#2 KRISIS - Kenapa Harus Kembali Seperti Semula?

Paradigma Baru - Krisis
"Krisis adalah saat memisahkan dari yang lama dengan yang baru, bukan mengembalikan keadaan semula"

Kata orang bijak, krisis sering datang bagai pencuri di waktu malam, siluman yang selalu hadir di setiap waktu entah kita siap atau tidak. Pada era seperti sekarang, setiap organisasi – bisnis atau bukan – selalu berhadapan dengan berbagai masalah yang akan menjadi krisis apabila tidak mampu mengatasi berbagai kesulitan yang dihadapinya. Apaladi kalau diketahui oleh pers dan kemudian menjadi perhatian publik dan ramai diperbincangkan. Dalam keadaan seperti ini, Anda akan berhadapan dengan masalah-masalah hukum, politik, finansial dan mungkin juga harus menghadapai tekanan sosial dari masyarakat yang gencar disuarakan oleh berbagai LSM atau tekanan dari pemerintah yang berdampak besar pada organisasi anda.
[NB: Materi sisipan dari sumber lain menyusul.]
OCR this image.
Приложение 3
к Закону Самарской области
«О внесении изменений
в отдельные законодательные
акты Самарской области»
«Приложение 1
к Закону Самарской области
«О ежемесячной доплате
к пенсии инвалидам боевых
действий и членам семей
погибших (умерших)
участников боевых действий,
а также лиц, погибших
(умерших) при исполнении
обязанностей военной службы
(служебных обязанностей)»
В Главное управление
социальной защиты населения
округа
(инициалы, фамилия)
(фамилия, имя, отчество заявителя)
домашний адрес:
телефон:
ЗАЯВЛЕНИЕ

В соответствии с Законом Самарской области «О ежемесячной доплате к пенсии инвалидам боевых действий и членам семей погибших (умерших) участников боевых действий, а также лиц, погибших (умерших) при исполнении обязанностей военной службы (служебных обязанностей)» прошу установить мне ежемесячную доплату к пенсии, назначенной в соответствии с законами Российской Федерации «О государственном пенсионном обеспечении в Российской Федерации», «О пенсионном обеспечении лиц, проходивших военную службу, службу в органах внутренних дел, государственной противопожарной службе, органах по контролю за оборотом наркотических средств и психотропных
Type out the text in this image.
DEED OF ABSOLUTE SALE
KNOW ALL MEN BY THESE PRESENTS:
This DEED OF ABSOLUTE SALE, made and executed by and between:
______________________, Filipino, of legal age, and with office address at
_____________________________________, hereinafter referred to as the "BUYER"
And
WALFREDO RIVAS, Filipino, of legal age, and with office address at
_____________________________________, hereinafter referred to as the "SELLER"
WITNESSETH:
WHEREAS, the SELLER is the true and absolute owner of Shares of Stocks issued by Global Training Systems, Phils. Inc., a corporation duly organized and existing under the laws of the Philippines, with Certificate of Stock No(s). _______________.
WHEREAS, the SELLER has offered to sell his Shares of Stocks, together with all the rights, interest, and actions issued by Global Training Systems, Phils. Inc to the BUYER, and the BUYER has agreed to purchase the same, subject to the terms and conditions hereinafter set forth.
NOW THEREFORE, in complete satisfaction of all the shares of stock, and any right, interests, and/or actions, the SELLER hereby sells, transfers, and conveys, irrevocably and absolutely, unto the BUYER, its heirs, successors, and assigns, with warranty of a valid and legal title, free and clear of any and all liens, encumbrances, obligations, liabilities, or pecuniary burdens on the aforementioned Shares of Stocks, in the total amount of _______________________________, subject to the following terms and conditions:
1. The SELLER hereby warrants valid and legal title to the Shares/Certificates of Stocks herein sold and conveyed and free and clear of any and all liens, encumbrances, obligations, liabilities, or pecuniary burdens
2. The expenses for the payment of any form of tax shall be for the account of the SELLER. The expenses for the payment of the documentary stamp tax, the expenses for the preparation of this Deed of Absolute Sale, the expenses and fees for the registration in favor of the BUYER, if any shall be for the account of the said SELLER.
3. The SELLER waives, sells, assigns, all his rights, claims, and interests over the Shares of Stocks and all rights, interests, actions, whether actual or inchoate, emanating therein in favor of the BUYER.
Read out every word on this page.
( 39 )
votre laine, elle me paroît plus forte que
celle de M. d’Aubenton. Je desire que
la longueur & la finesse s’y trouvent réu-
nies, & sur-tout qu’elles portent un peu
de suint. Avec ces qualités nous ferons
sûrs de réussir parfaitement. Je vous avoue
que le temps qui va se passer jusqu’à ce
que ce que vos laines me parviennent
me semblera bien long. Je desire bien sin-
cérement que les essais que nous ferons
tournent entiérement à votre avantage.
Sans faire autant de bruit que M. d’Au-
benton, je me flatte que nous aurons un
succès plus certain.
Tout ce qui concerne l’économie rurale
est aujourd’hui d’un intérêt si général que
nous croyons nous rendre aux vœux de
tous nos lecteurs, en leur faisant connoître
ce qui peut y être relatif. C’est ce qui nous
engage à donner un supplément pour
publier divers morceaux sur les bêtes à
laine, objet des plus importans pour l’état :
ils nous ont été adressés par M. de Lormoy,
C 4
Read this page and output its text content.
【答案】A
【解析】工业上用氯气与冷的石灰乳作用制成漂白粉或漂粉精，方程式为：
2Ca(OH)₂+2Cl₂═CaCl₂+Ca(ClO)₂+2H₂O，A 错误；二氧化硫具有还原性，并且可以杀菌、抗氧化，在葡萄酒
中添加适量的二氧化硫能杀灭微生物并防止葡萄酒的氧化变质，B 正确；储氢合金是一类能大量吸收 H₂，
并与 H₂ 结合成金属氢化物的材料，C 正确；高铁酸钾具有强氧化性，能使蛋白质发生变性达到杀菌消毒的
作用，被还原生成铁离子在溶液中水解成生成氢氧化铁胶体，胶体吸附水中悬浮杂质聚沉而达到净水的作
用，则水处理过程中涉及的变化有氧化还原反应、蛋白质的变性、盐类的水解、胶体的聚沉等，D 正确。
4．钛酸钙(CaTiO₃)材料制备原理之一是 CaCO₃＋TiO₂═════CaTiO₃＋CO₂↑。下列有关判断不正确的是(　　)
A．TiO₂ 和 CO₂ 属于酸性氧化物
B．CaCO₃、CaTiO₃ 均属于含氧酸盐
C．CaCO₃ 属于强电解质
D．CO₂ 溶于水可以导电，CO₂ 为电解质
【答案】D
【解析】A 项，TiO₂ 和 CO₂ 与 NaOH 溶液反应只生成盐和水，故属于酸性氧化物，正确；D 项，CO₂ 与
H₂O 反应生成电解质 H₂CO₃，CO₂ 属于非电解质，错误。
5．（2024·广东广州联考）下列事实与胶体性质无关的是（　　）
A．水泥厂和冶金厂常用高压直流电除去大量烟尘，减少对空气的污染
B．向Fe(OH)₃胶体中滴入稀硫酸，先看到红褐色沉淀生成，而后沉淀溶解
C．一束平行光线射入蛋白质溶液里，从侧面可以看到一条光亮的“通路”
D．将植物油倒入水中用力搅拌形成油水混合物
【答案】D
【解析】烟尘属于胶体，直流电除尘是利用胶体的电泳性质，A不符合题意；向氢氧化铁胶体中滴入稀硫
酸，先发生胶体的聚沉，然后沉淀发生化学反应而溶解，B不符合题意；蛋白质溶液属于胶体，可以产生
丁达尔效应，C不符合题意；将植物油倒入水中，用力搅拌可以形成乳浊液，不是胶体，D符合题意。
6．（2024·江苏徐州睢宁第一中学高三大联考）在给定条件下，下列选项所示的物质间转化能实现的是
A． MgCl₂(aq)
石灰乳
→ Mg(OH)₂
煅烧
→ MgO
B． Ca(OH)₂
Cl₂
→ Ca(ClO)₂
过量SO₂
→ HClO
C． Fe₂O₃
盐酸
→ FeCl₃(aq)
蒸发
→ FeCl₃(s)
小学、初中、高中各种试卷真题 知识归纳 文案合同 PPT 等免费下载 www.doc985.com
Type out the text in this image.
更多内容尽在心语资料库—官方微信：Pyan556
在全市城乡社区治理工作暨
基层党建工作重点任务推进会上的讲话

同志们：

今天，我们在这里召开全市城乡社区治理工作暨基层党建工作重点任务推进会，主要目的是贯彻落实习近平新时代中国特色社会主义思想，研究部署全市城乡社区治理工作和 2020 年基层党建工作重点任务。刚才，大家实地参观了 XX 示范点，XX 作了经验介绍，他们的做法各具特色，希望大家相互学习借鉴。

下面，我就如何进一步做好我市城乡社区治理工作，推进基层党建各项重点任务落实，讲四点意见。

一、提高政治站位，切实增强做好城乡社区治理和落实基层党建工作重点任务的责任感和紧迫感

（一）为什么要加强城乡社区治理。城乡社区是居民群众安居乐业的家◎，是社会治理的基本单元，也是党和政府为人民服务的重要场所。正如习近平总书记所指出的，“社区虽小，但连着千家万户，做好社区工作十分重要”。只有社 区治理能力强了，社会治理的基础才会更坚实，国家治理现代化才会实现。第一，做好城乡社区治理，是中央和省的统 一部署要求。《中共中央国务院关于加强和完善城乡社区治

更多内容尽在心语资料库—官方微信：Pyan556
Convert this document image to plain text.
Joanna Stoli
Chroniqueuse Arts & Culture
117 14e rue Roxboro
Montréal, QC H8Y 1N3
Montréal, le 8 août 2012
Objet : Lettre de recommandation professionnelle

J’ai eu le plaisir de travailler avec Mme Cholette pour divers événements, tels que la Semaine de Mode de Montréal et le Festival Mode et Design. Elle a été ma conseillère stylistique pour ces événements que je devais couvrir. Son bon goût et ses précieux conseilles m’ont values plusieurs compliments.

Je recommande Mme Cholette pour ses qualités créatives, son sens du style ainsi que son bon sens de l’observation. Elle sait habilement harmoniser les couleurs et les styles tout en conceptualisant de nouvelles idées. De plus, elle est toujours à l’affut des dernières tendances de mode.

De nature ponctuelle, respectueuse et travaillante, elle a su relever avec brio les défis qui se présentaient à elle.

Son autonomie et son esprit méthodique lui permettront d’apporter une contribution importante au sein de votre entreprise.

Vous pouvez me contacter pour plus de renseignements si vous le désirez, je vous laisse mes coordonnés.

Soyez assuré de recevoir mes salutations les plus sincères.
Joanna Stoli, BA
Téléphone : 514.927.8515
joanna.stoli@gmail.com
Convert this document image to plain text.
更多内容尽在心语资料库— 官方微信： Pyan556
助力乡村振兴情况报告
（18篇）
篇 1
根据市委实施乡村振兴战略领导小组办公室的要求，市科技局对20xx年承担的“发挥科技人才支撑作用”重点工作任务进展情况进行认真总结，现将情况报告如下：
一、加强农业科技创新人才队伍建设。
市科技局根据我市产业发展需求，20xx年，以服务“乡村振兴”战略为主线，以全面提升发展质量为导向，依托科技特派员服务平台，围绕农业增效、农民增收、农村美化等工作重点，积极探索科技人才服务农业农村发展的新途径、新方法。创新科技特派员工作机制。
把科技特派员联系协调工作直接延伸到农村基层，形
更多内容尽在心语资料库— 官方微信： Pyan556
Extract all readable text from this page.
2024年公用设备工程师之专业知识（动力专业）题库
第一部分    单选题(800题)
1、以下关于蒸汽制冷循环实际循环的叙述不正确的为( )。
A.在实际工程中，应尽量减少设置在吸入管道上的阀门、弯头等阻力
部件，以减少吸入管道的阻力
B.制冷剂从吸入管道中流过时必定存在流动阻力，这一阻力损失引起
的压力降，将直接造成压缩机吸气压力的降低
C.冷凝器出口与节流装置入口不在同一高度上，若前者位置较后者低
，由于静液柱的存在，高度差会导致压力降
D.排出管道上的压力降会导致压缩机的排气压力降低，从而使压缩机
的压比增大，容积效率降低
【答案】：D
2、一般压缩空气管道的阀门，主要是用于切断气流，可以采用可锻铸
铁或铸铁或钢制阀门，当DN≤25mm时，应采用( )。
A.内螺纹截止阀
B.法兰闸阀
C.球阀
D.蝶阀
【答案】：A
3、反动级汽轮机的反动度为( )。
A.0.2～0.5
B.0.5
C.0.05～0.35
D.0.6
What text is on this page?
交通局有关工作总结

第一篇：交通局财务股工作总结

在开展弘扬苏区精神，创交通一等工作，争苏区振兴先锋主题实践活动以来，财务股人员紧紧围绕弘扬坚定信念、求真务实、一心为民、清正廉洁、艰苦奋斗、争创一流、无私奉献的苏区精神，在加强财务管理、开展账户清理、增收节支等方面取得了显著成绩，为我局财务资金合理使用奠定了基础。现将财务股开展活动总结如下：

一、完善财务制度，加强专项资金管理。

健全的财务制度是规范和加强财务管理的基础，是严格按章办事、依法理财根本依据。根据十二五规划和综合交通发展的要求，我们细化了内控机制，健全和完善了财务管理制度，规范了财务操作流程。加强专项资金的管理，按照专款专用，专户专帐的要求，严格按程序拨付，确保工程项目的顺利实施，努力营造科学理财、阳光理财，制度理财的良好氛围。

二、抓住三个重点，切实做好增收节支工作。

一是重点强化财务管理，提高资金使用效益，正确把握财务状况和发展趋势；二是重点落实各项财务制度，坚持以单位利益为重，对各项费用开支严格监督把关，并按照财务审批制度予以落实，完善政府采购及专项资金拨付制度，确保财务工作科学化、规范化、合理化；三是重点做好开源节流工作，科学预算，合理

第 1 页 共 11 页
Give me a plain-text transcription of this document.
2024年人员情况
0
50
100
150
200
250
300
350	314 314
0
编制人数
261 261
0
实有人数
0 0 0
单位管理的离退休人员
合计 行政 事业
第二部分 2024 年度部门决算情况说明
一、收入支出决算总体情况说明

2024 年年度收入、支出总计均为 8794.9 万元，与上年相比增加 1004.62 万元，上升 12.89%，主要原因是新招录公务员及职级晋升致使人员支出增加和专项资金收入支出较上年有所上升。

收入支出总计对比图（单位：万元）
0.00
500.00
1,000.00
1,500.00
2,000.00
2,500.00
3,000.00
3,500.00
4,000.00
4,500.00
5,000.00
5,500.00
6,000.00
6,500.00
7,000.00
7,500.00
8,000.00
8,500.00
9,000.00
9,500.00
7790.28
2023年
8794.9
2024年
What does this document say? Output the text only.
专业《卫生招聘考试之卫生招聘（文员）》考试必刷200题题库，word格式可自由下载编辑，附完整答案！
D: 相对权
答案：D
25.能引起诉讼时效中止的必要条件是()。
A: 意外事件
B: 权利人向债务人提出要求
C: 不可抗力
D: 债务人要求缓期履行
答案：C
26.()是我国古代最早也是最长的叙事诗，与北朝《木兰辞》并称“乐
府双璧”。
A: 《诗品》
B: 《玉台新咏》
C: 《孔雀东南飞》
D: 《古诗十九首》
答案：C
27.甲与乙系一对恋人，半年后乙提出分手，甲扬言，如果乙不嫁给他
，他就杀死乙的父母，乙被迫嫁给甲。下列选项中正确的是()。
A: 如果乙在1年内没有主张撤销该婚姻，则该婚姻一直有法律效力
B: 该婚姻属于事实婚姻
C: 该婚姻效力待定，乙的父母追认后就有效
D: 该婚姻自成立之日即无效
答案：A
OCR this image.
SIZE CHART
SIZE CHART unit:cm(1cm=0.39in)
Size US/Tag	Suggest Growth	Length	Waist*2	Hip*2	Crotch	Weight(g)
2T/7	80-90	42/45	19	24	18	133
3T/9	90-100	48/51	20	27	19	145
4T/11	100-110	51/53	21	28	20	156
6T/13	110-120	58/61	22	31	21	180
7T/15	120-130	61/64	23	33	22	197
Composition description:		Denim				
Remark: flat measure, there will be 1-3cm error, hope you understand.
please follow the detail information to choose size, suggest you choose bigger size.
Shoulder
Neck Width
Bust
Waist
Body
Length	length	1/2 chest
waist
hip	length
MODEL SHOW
Kata krisis berasal dari bahasa Yunani, krisis yang berarti menggeser atau memisahkan. Ini berarti sebuah krisis memiliki potensi untuk menggeser sesuatu yang sedang atau sudah biasa kita lakukan, meminggirkannya dan menggantikannya dengan pekerjaan yang dituntut oleh masalah baru. Ini juga berarti bahwa sebuah krisis memiliki kekuatan untuk memisahkan masa lalu dengan masa depan sebuah masyarakat atau organisasi, atau memisahkan kita dari situasi damai ke situasi tidak aman, atau juga memisahkan pimpinan yang tidak efektif dengan yang lebih becus. Krisis menjadi sangat kental dengan perubahan, merubah kemapanan menjadi “business not as usual”.

Unsur utama dari suatu krisis adalah sifat dadakannya. Kemunculannya yang tiba-tiba akan membawa kita pada situasi yang mengejutkan, yang kemudian menjadi darurat ketika kita tidak dalam posisi siap. Keadaan darurat adalah situasi yang mau tidak mau harus ditangani jika tidak ingin melihat akibatnya yang fatal karena sifat destruktifnya yang sangat besar. Dadakan berarti berkaitan dengan waktu yang singkat dalam meresponsnya. Juga berarti perlunya tindakan ekstra di luar yang rutin atau yang telah direncanakan, atau sering disebut sebagai tindakan darurat sementara.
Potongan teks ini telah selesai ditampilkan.